Dodge vs. Israel—Comm. to take depositions abroad was decided to be improperly executed & the deposition over ruled, 1st because the general interrogatory was not answered—2d That the deposition was committed to writing and signed by the witness before the Oath was administered. 3d The exhibits referred to by a witness in his deposition must be identified by the Commissioners or they will not be regarded, tho they come in the envelope with the Commission. It was also laid down as a rule of practice, that if the plf. is compelled to suffer a nonsuit, or the deft a verdict agt him on account of formal objections to the execution of a Commission which the opposite party might have communicated before the trial to have another Commission executed in time, the Court will take off the Nonsuit or award a new trial without Costs.
Lessee of Lanning vs. London—Rule to show Cause why a new trial shd not be granted— The Judges were divided—Decided 1st that this is not a Case to be certified to the Sup. Crt—2d The rule is to be discharged, the Court considering it substantially a motion, & improperly brought forward in the form of a rule to show Cause.
Pendleton vs. Evans—In equity—motion to take the bill pro Confesso, no answer having been filed agreable to the 6th rule prescribed by the S.C.—decided that the motion is premature, the deft not having been ruled to answer & the month expired, according to the 17th rule, and because the cause was not set down, according to the practice of the English Chancery.
There were many other Cases decided, but it would take too much room to state the facts.
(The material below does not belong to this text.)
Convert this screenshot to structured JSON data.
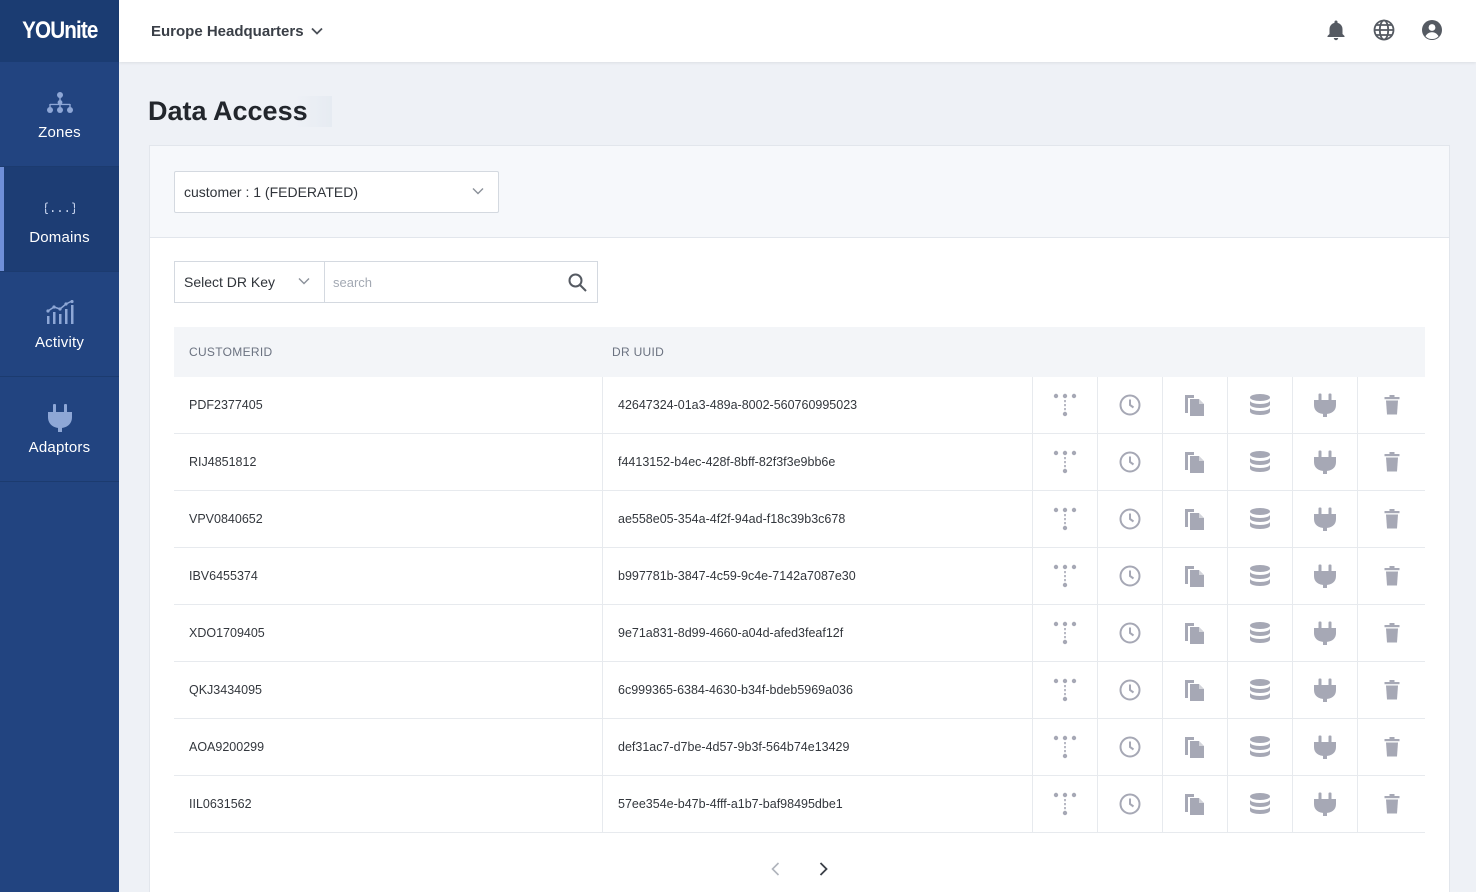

What think you of the proceedings in the Sup. Crt last March, after your departure, in the cases of Evans?1 I understand that Judge Duval stated the impropriety of Mr Harpers motion after three of the Members of the majority had departed, & therefore left it to the remaining member, the Chief Justice, who most unaccountably agreed, as I understand, that the Judgment of Affirmance should not be entered, but that the case shd be suspended, on the motion, to be heard in february. The introduction of this novel practice will render it necessary for the Judges to continue on their posts 'till the final adjournment.
Hoping that this will find you & your family well, & will soon procure me the pleasure of an answer. I remain very sincerely, My dear Sir yr friend & affect. Servt
Bush. Washington
Finished at Mt. Vernon—
ALS, MHi: Joseph Story Papers. BW addressed the letter to "The Honbe Mr Justice Story Salem Massachussetts."
1. Bushrod Washington refers to two cases from the February Term 1822 of the Supreme Court, Evans vs. Eaton and Evans vs. Hettich.